Endless amounts of data are available nowadays. But how can you process, analyse and (re)use them safely and securely? The projects in this Labs theme explore these aspects.
eTEC-BIG Advanced data management
Obtaining data is becoming increasingly cheaper, which means that datasets are growing explosively. To ensure that plant genome analyses remain possible even with large datasets, SURF is working with WUR and eScience Center on a scalable solution for the bioinformatics application PanTools.

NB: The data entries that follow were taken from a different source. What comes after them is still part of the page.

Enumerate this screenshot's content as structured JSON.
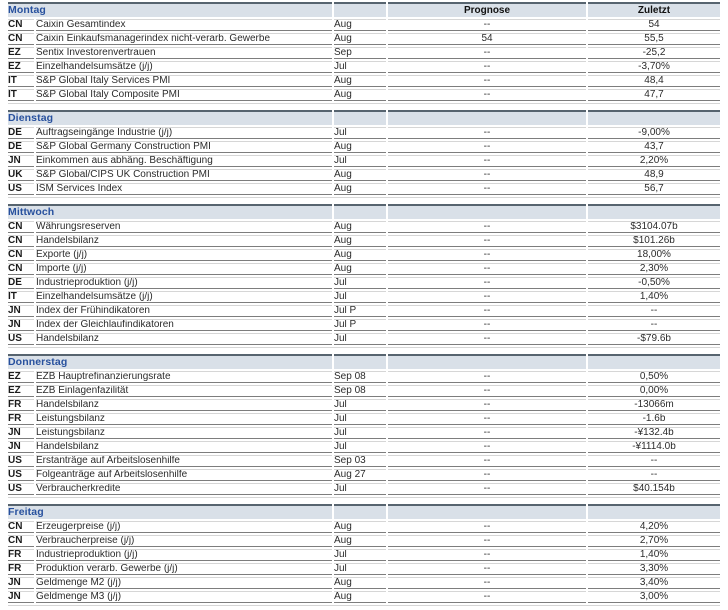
{
  "colors": {
    "section_header_bg": "#d9e0e8",
    "section_header_border": "#57646f",
    "day_label_text": "#28519e",
    "row_rule_dark": "#7d7d7d",
    "row_rule_light": "#d6d6d6"
  },
  "table": {
    "column_headers": {
      "prognose": "Prognose",
      "zuletzt": "Zuletzt"
    },
    "sections": [
      {
        "day": "Montag",
        "rows": [
          {
            "country": "CN",
            "indicator": "Caixin Gesamtindex",
            "period": "Aug",
            "prognose": "--",
            "zuletzt": "54"
          },
          {
            "country": "CN",
            "indicator": "Caixin Einkaufsmanagerindex nicht-verarb. Gewerbe",
            "period": "Aug",
            "prognose": "54",
            "zuletzt": "55,5"
          },
          {
            "country": "EZ",
            "indicator": "Sentix Investorenvertrauen",
            "period": "Sep",
            "prognose": "--",
            "zuletzt": "-25,2"
          },
          {
            "country": "EZ",
            "indicator": "Einzelhandelsumsätze (j/j)",
            "period": "Jul",
            "prognose": "--",
            "zuletzt": "-3,70%"
          },
          {
            "country": "IT",
            "indicator": "S&P Global Italy Services PMI",
            "period": "Aug",
            "prognose": "--",
            "zuletzt": "48,4"
          },
          {
            "country": "IT",
            "indicator": "S&P Global Italy Composite PMI",
            "period": "Aug",
            "prognose": "--",
            "zuletzt": "47,7"
          }
        ]
      },
      {
        "day": "Dienstag",
        "rows": [
          {
            "country": "DE",
            "indicator": "Auftragseingänge Industrie (j/j)",
            "period": "Jul",
            "prognose": "--",
            "zuletzt": "-9,00%"
          },
          {
            "country": "DE",
            "indicator": "S&P Global Germany Construction PMI",
            "period": "Aug",
            "prognose": "--",
            "zuletzt": "43,7"
          },
          {
            "country": "JN",
            "indicator": "Einkommen aus abhäng. Beschäftigung",
            "period": "Jul",
            "prognose": "--",
            "zuletzt": "2,20%"
          },
          {
            "country": "UK",
            "indicator": "S&P Global/CIPS UK Construction PMI",
            "period": "Aug",
            "prognose": "--",
            "zuletzt": "48,9"
          },
          {
            "country": "US",
            "indicator": "ISM Services Index",
            "period": "Aug",
            "prognose": "--",
            "zuletzt": "56,7"
          }
        ]
      },
      {
        "day": "Mittwoch",
        "rows": [
          {
            "country": "CN",
            "indicator": "Währungsreserven",
            "period": "Aug",
            "prognose": "--",
            "zuletzt": "$3104.07b"
          },
          {
            "country": "CN",
            "indicator": "Handelsbilanz",
            "period": "Aug",
            "prognose": "--",
            "zuletzt": "$101.26b"
          },
          {
            "country": "CN",
            "indicator": "Exporte (j/j)",
            "period": "Aug",
            "prognose": "--",
            "zuletzt": "18,00%"
          },
          {
            "country": "CN",
            "indicator": "Importe (j/j)",
            "period": "Aug",
            "prognose": "--",
            "zuletzt": "2,30%"
          },
          {
            "country": "DE",
            "indicator": "Industrieproduktion (j/j)",
            "period": "Jul",
            "prognose": "--",
            "zuletzt": "-0,50%"
          },
          {
            "country": "IT",
            "indicator": "Einzelhandelsumsätze (j/j)",
            "period": "Jul",
            "prognose": "--",
            "zuletzt": "1,40%"
          },
          {
            "country": "JN",
            "indicator": "Index der Frühindikatoren",
            "period": "Jul P",
            "prognose": "--",
            "zuletzt": "--"
          },
          {
            "country": "JN",
            "indicator": "Index der Gleichlaufindikatoren",
            "period": "Jul P",
            "prognose": "--",
            "zuletzt": "--"
          },
          {
            "country": "US",
            "indicator": "Handelsbilanz",
            "period": "Jul",
            "prognose": "--",
            "zuletzt": "-$79.6b"
          }
        ]
      },
      {
        "day": "Donnerstag",
        "rows": [
          {
            "country": "EZ",
            "indicator": "EZB Hauptrefinanzierungsrate",
            "period": "Sep 08",
            "prognose": "--",
            "zuletzt": "0,50%"
          },
          {
            "country": "EZ",
            "indicator": "EZB Einlagenfazilität",
            "period": "Sep 08",
            "prognose": "--",
            "zuletzt": "0,00%"
          },
          {
            "country": "FR",
            "indicator": "Handelsbilanz",
            "period": "Jul",
            "prognose": "--",
            "zuletzt": "-13066m"
          },
          {
            "country": "FR",
            "indicator": "Leistungsbilanz",
            "period": "Jul",
            "prognose": "--",
            "zuletzt": "-1.6b"
          },
          {
            "country": "JN",
            "indicator": "Leistungsbilanz",
            "period": "Jul",
            "prognose": "--",
            "zuletzt": "-¥132.4b"
          },
          {
            "country": "JN",
            "indicator": "Handelsbilanz",
            "period": "Jul",
            "prognose": "--",
            "zuletzt": "-¥1114.0b"
          },
          {
            "country": "US",
            "indicator": "Erstanträge auf Arbeitslosenhilfe",
            "period": "Sep 03",
            "prognose": "--",
            "zuletzt": "--"
          },
          {
            "country": "US",
            "indicator": "Folgeanträge auf Arbeitslosenhilfe",
            "period": "Aug 27",
            "prognose": "--",
            "zuletzt": "--"
          },
          {
            "country": "US",
            "indicator": "Verbraucherkredite",
            "period": "Jul",
            "prognose": "--",
            "zuletzt": "$40.154b"
          }
        ]
      },
      {
        "day": "Freitag",
        "rows": [
          {
            "country": "CN",
            "indicator": "Erzeugerpreise (j/j)",
            "period": "Aug",
            "prognose": "--",
            "zuletzt": "4,20%"
          },
          {
            "country": "CN",
            "indicator": "Verbraucherpreise (j/j)",
            "period": "Aug",
            "prognose": "--",
            "zuletzt": "2,70%"
          },
          {
            "country": "FR",
            "indicator": "Industrieproduktion (j/j)",
            "period": "Jul",
            "prognose": "--",
            "zuletzt": "1,40%"
          },
          {
            "country": "FR",
            "indicator": "Produktion verarb. Gewerbe (j/j)",
            "period": "Jul",
            "prognose": "--",
            "zuletzt": "3,30%"
          },
          {
            "country": "JN",
            "indicator": "Geldmenge M2 (j/j)",
            "period": "Aug",
            "prognose": "--",
            "zuletzt": "3,40%"
          },
          {
            "country": "JN",
            "indicator": "Geldmenge M3 (j/j)",
            "period": "Aug",
            "prognose": "--",
            "zuletzt": "3,00%"
          }
        ]
      }
    ]
  }
}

Why do we do this project?
In plant sciences, researchers study how plants can be improved. They use genetic data for this purpose. It is becoming increasingly cheaper to obtain this data, which is why datasets are becoming larger. Where in the past researchers worked with a dataset of a handful of lettuce genomes, they now work with a dataset of no less than a hundred genomes. Together with WUR and the eScience Center, SURF is optimising the bioinformatics application PanTools to keep up with the explosive growth in data. In doing so it will ensure that plant researchers are able to analyse the data more effectively.
What are the main activities?
SURF is designing a scalable solution for PanTools that will enable it to analyse ever larger data sets. We are doing this in collaboration with scientists from WUR and engineers from the eScience Center. SURF explores and advises on Big Data techniques and databases, and provides infrastructure for developing and testing scalable analyses. Finally, SURF advises on improving development methods so that ultimately a high-quality and scalable application can be delivered to researchers.
Who do we collaborate with?
We are collaborating on this project with WUR and eScience Center.